I’ll preface this by saying that I’m not a total expert in the field, but I can give some ideas as to how I might approach the problem. What follows is mostly an “educated guess” as to an approach.
Sadly, TAMP is an astonishingly difficult problem. A generalized algorithm for optimal solutions, especially when we have dynamic constraints, would be computationally intractable for most cases. However, we can make a few simplifying assumptions:
- The state space dimensionality is low (typically we assume a second order model).
- The space is not pathologically difficult - typically your intakes are tolerant of reasonable errors in alignment, and there are few obstacles around.
- Robot is (hopefully) controllable.
- Our intake is “touch it, own it” - that is, we do not need to stay within a set state for a given amount of time to pick up a piece. For example, if we reach a state where we are directly in front of a ball while traveling at 0ft/sec, we pick it up, even if we were in that state for a very small amount of time.
- There are no constraints on the order in which we pick up the game pieces.
The Approach
For notation: suppose our configuration space is \mathcal{Q}, and the set of control inputs is U.
We can use these assumptions to make a solution by the following strategy:
- For each game piece p_1, p_2, \cdots p_P, we can construct the sets \mathcal{P}_1, \mathcal{P}_2 \cdots \mathcal{P}_P \subseteq \mathcal{Q}, where if a robot state q \in \mathcal{Q} is also in \mathcal{P}_i, the robot picks up the i-th game piece.
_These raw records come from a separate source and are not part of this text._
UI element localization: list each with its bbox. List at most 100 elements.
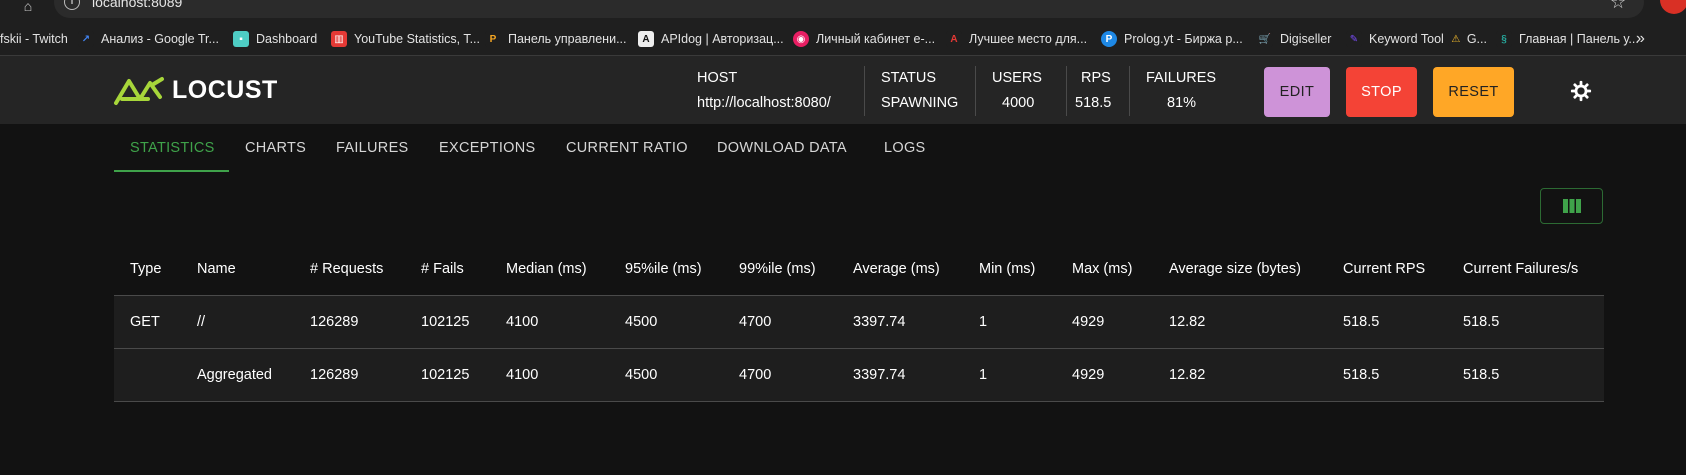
- profile-avatar[interactable]: [1660, 0, 1686, 14]
- table-cell: 12.82: [1169, 314, 1206, 330]
- reset-button[interactable]: RESET: [1433, 67, 1514, 117]
- prolog-icon: P: [1101, 31, 1117, 47]
- bookmark-item[interactable]: ▪ Dashboard: [233, 22, 317, 56]
- host-label: HOST: [697, 70, 738, 86]
- column-selector-button[interactable]: [1540, 188, 1603, 224]
- dashboard-icon: ▪: [233, 31, 249, 47]
- failures-label: FAILURES: [1146, 70, 1217, 86]
- failures-value: 81%: [1167, 95, 1197, 111]
- column-header[interactable]: Type: [130, 242, 161, 295]
- column-header[interactable]: Max (ms): [1072, 242, 1132, 295]
- address-bar[interactable]: [54, 0, 1644, 18]
- table-cell: 1: [979, 367, 988, 383]
- bookmark-item[interactable]: P Prolog.yt - Биржа р...: [1101, 22, 1243, 56]
- column-header[interactable]: Min (ms): [979, 242, 1035, 295]
- table-cell: 4100: [506, 314, 539, 330]
- bookmark-item[interactable]: ✎ Keyword Tool ⚠ G...: [1346, 22, 1487, 56]
- table-cell: 4929: [1072, 314, 1105, 330]
- bookmark-item[interactable]: fskii - Twitch: [0, 22, 68, 56]
- bookmark-item[interactable]: ▥ YouTube Statistics, T...: [331, 22, 480, 56]
- tab-current-ratio[interactable]: CURRENT RATIO: [566, 124, 688, 172]
- apidog-icon: A: [638, 31, 654, 47]
- stats-icon: ▥: [331, 31, 347, 47]
- column-header[interactable]: 99%ile (ms): [739, 242, 816, 295]
- column-header[interactable]: 95%ile (ms): [625, 242, 702, 295]
- column-header[interactable]: Average size (bytes): [1169, 242, 1301, 295]
- column-header[interactable]: Name: [197, 242, 236, 295]
- trends-icon: ↗: [78, 31, 94, 47]
- home-icon[interactable]: ⌂: [18, 0, 38, 16]
- table-cell: Aggregated: [197, 367, 272, 383]
- column-header[interactable]: # Requests: [310, 242, 383, 295]
- locust-logo-icon: [114, 77, 164, 105]
- table-cell: 4700: [739, 367, 772, 383]
- logo-text: LOCUST: [172, 75, 278, 104]
- host-value: http://localhost:8080/: [697, 95, 831, 111]
- table-cell: 12.82: [1169, 367, 1206, 383]
- column-header[interactable]: Current RPS: [1343, 242, 1425, 295]
- address-text[interactable]: localhost:8089: [92, 0, 182, 10]
- tab-failures[interactable]: FAILURES: [336, 124, 409, 172]
- table-cell: 4500: [625, 367, 658, 383]
- table-cell: 126289: [310, 367, 359, 383]
- app-header: LOCUST HOST http://localhost:8080/ STATU…: [0, 56, 1686, 124]
- adobe-icon: A: [946, 31, 962, 47]
- column-header[interactable]: Current Failures/s: [1463, 242, 1578, 295]
- tab-statistics[interactable]: STATISTICS: [130, 124, 215, 172]
- column-header[interactable]: Median (ms): [506, 242, 587, 295]
- warning-icon: ⚠: [1447, 31, 1464, 47]
- locust-logo[interactable]: LOCUST: [112, 56, 278, 124]
- rps-value: 518.5: [1075, 95, 1112, 111]
- column-header[interactable]: # Fails: [421, 242, 464, 295]
- tab-exceptions[interactable]: EXCEPTIONS: [439, 124, 535, 172]
- bookmark-item[interactable]: A Лучшее место для...: [946, 22, 1087, 56]
- table-cell: //: [197, 314, 206, 330]
- divider: [1066, 66, 1067, 116]
- bookmark-item[interactable]: 🛒 Digiseller: [1257, 22, 1331, 56]
- edit-button[interactable]: EDIT: [1264, 67, 1330, 117]
- divider: [975, 66, 976, 116]
- table-cell: 4500: [625, 314, 658, 330]
- table-cell: 4929: [1072, 367, 1105, 383]
- active-tab-indicator: [114, 170, 229, 172]
- status-label: STATUS: [881, 70, 937, 86]
- bookmarks-overflow-icon[interactable]: »: [1636, 22, 1645, 56]
- table-cell: 518.5: [1463, 367, 1500, 383]
- tab-logs[interactable]: LOGS: [884, 124, 926, 172]
- table-cell: GET: [130, 314, 160, 330]
- rps-label: RPS: [1081, 70, 1111, 86]
- panel2-icon: §: [1496, 31, 1512, 47]
- view-columns-icon: [1562, 199, 1581, 213]
- table-cell: 3397.74: [853, 314, 906, 330]
- bookmark-item[interactable]: ◉ Личный кабинет e-...: [793, 22, 935, 56]
- bookmarks-bar: fskii - Twitch ↗ Анализ - Google Tr... ▪…: [0, 22, 1686, 56]
- bookmark-item[interactable]: A APIdog | Авторизац...: [638, 22, 784, 56]
- bookmark-item[interactable]: ↗ Анализ - Google Tr...: [78, 22, 219, 56]
- table-cell: 4700: [739, 314, 772, 330]
- statistics-table: Type Name # Requests # Fails Median (ms)…: [114, 242, 1604, 402]
- tab-charts[interactable]: CHARTS: [245, 124, 306, 172]
- table-cell: 518.5: [1343, 314, 1380, 330]
- users-value: 4000: [1002, 95, 1035, 111]
- table-cell: 518.5: [1463, 314, 1500, 330]
- theme-toggle-icon[interactable]: [1570, 80, 1592, 102]
- bookmark-star-icon[interactable]: ☆: [1610, 0, 1626, 13]
- divider: [864, 66, 865, 116]
- stop-button[interactable]: STOP: [1346, 67, 1417, 117]
- keyword-icon: ✎: [1346, 31, 1362, 47]
- status-value: SPAWNING: [881, 95, 959, 111]
- divider: [1129, 66, 1130, 116]
- table-cell: 3397.74: [853, 367, 906, 383]
- browser-toolbar: ⌂ i localhost:8089 ☆: [0, 0, 1686, 22]
- table-cell: 102125: [421, 314, 470, 330]
- users-label: USERS: [992, 70, 1042, 86]
- bookmark-item[interactable]: P Панель управлени...: [485, 22, 626, 56]
- cart-icon: 🛒: [1257, 31, 1273, 47]
- table-cell: 4100: [506, 367, 539, 383]
- table-row: GET // 126289 102125 4100 4500 4700 3397…: [114, 296, 1604, 349]
- bookmark-item[interactable]: § Главная | Панель у...: [1496, 22, 1639, 56]
- tab-download-data[interactable]: DOWNLOAD DATA: [717, 124, 847, 172]
- table-cell: 126289: [310, 314, 359, 330]
- table-row-aggregated: Aggregated 126289 102125 4100 4500 4700 …: [114, 349, 1604, 402]
- column-header[interactable]: Average (ms): [853, 242, 940, 295]
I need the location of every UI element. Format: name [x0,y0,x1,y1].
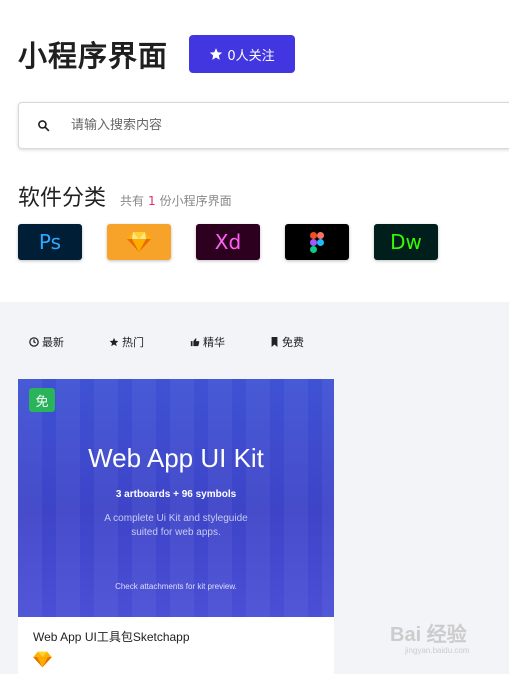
tab-label: 精华 [203,336,225,349]
description-line: A complete Ui Kit and styleguide [104,513,248,524]
category-count: 共有 1 份小程序界面 [120,192,232,209]
tab-free[interactable]: 免费 [270,334,304,350]
follow-button[interactable]: 0人关注 [189,35,295,73]
description-line: suited for web apps. [131,527,221,538]
filter-tabs: 最新 热门 精华 免费 [29,334,304,350]
thumbs-up-icon [190,338,200,347]
free-badge: 免 [29,388,55,412]
app-label: Ps [38,230,62,254]
count-number: 1 [148,194,156,208]
sketch-icon[interactable] [107,224,171,260]
tab-label: 免费 [282,336,304,349]
tab-label: 最新 [42,336,64,349]
thumbnail-note: Check attachments for kit preview. [115,582,237,591]
page-header: 小程序界面 [18,35,168,73]
clock-icon [29,337,39,347]
card-thumbnail[interactable]: 免 Web App UI Kit 3 artboards + 96 symbol… [18,379,334,617]
xd-icon[interactable]: Xd [196,224,260,260]
search-bar[interactable] [18,102,509,149]
star-icon [210,48,223,60]
thumbnail-subtitle: 3 artboards + 96 symbols [115,489,237,500]
design-card[interactable]: 免 Web App UI Kit 3 artboards + 96 symbol… [18,379,334,674]
bookmark-icon [271,337,278,347]
sketch-icon [33,651,52,672]
follow-label: 0人关注 [227,48,275,64]
figma-icon[interactable] [285,224,349,260]
photoshop-icon[interactable]: Ps [18,224,82,260]
thumbnail-description: A complete Ui Kit and styleguide suited … [18,512,334,540]
search-input[interactable] [71,118,451,133]
tab-label: 热门 [122,336,144,349]
tab-latest[interactable]: 最新 [29,334,109,350]
page-title: 小程序界面 [18,39,169,73]
star-icon [109,337,119,347]
tab-featured[interactable]: 精华 [190,334,270,350]
watermark-url: jingyan.baidu.com [405,646,470,655]
software-list: Ps Xd Dw [18,224,438,260]
count-suffix: 份小程序界面 [159,194,232,208]
card-title[interactable]: Web App UI工具包Sketchapp [33,628,190,645]
search-icon [37,119,51,133]
watermark: Bai 经验 [390,624,467,646]
dreamweaver-icon[interactable]: Dw [374,224,438,260]
count-prefix: 共有 [120,194,145,208]
category-title: 软件分类 [18,186,107,211]
tab-hot[interactable]: 热门 [109,334,190,350]
app-label: Xd [214,230,242,254]
category-header: 软件分类 共有 1 份小程序界面 [18,180,232,212]
app-label: Dw [390,230,422,254]
thumbnail-title: Web App UI Kit [88,443,264,473]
- We sample N elements \{q_1, q_2, \cdots q_N\} := Q_{\text{sampled}} of \mathcal{Q}.
- With some clever math, we construct a roadmap of our space, where nearby q_i, q_j \in Q_{\text{sampled}} have known controls u_{i \rightarrow j}(t), u_{j \rightarrow i}(t) \in \mathbb{R^+} \mapsto U to travel between them. We can then use that to create a state transition graph G, whos nodes are Q_{\text{sampled}}, and whose edges are the amount of time it takes to transition between each configuration you sampled.
- Construct a traveling-purchaser problem, where a configuration q_i \in Q_\text{sampled} has some product g_j if q_i \in \mathcal{P}_j. We can assume that all products have a cost of 0 here. Once you’ve found your solution as a series of edges, you can go back to your roadmap to find the controls which would make the path through the system.
Some Notes:
For something like a WCD, I would use a second-order differential car model. In it, we typically claim that every q \in \mathcal{Q} is the tuple (x, y, \theta, v, \omega) of position, angle, velocity, and rotational velocity, and our control inputs (u_1, u_2) \in U are the torques on the left and right sides. This gives us the control rule (\dot x, \dot y, \dot \theta, \dot v, \dot \omega) = (v \cos \theta, v \sin \theta, \omega, k_1 (u_1 + u_2), k_2 (u_2 - u_1) ), for some constants k_1 and k_2 determined by the physics of your robot. IIRC, the second-order differential car is controllable (and if you don’t bound your controls, you should be able to make a control which connects to arbitrary states with ease), but I can’t seem to dig up any papers on the topic from a minute or two of searching.
Due to limitations on the physics of your space (for instance, you are limited by the power of your motors and your traction from your wheels) it may be difficult to create a control which connects two different states. In this case, simply do not add that edge to your roadmap.
To construct your roadmap, I strongly recommend using the PRM* algorithm (linked in the roadmap paper above). This will result in a pretty well-formed graph, leading to fast paths.
Closing Thoughts
Pretty much every step here is computationally very intensive, and will have lots of gotchas and fiddly details to hack out. To get really good answers, your roadmap would have to be huge (~10,000 or more nodes), leading to huge computation demands to actually solve. However, this is a very interesting problem. If you relax some of the constraints on the problem, you can make it as hard as you want it, but this is about where the train stops when it comes to applying canonical methods to solve these things. For more reading, I recommend Principles of Robot Motion by Howie Choset et alii.
Additionally, look at the Open Motion Planning Library for implementations of motion-planning algorithms. If you have more questions (or interesting ideas!) don’t hesitate to post them!